Eventually, Mack decided that perhaps walking the dog past Big Lou on the regular wasn’t the best idea. But he was taken with—if a bit intimidated by—the old bird, so he kept visiting, and one day “mustered up the courage to feed him from my hand. He’d gently peck grapes from my palm, not even leaving a scratch.”

Big Lou’s diet is worth mentioning: He spent his time in Atlanta enjoying grapes (a favorite), crackers, melons, leaves, and raw veggies from LCCLT visitors. Dawn calls his diet “intensive,” noting that “he was supposed to eat dry grain pellets, called ratite food, but he would not.” As it turns out, our man Lou was a bit of a connoisseur when it came to the things he allowed in his stomach—a true foodie. “He wanted—and got—vegetable and fresh fruit salads,” Dawn adds, “along with canned corn, beans, fresh frozen green beans, brown cooked rice, and a medley of tortilla chips, popcorn, and peanuts, twice a day for 29 years.”

Big Lou Lake Claire Emu
Big Lou enjoys a salad of his favorites.

Photograph courtesy of Dawn Aura

Another fun fact: Dawn says that former Atlanta mayor Shirley Franklin toured the LCCLT once years ago and, upon laying eyes on Big Lou, exclaimed, That’s the biggest chicken I’ve ever seen!
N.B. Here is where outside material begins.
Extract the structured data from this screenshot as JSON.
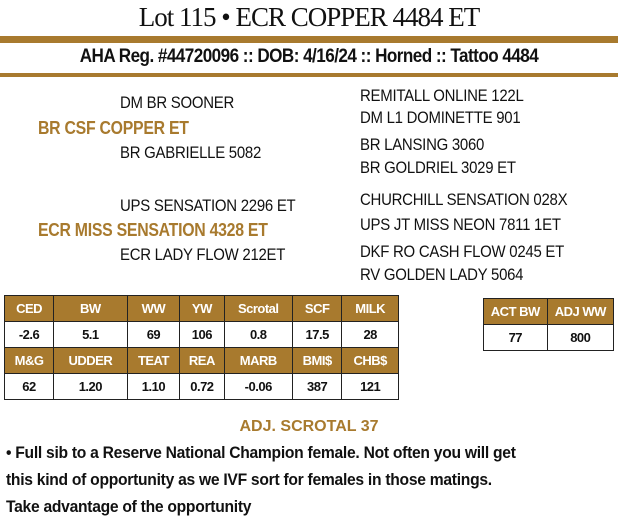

Dawn says she hasn’t had time to process what Lou meant to the city. “Since he’s a public figure, I’ve been dealing with the outpouring of love and support from folks who knew him,” she explains. “But I will remember for the rest of my life how sweet, kind, gentle, well-mannered, and loving he was. He was my close friend, and I was his.”

Big Lou Lake Claire Emu
Dawn and Lou

Photograph courtesy of Dawn Aura

If these past few profoundly stupid pandemic years have taught us anything, it’s that we can find happiness in new and unusual places. Maybe it’s getting to take a little booze to-go from a restaurant. Maybe it’s eliminating commutes and establishing new work-from-home norms. Or maybe it’s simply finding some delight in a prime example of the second-tallest living bird species in the world, an example who just happens to reside in your town and, until recently, could be visited any time, for free.

Eric Thompson’s family moved to Lake Claire right before the pandemic. His son was two years old when he met Big Lou, and Eric says having the LCCLT just a short walk away from home was a gamechanger for a young family trying to navigate the isolation of lockdown.

“Big Lou was something for us to look forward to, a friendly face in dark times,” Eric says. “We’d look into his burning orange eyes and get the feeling that he really liked us.”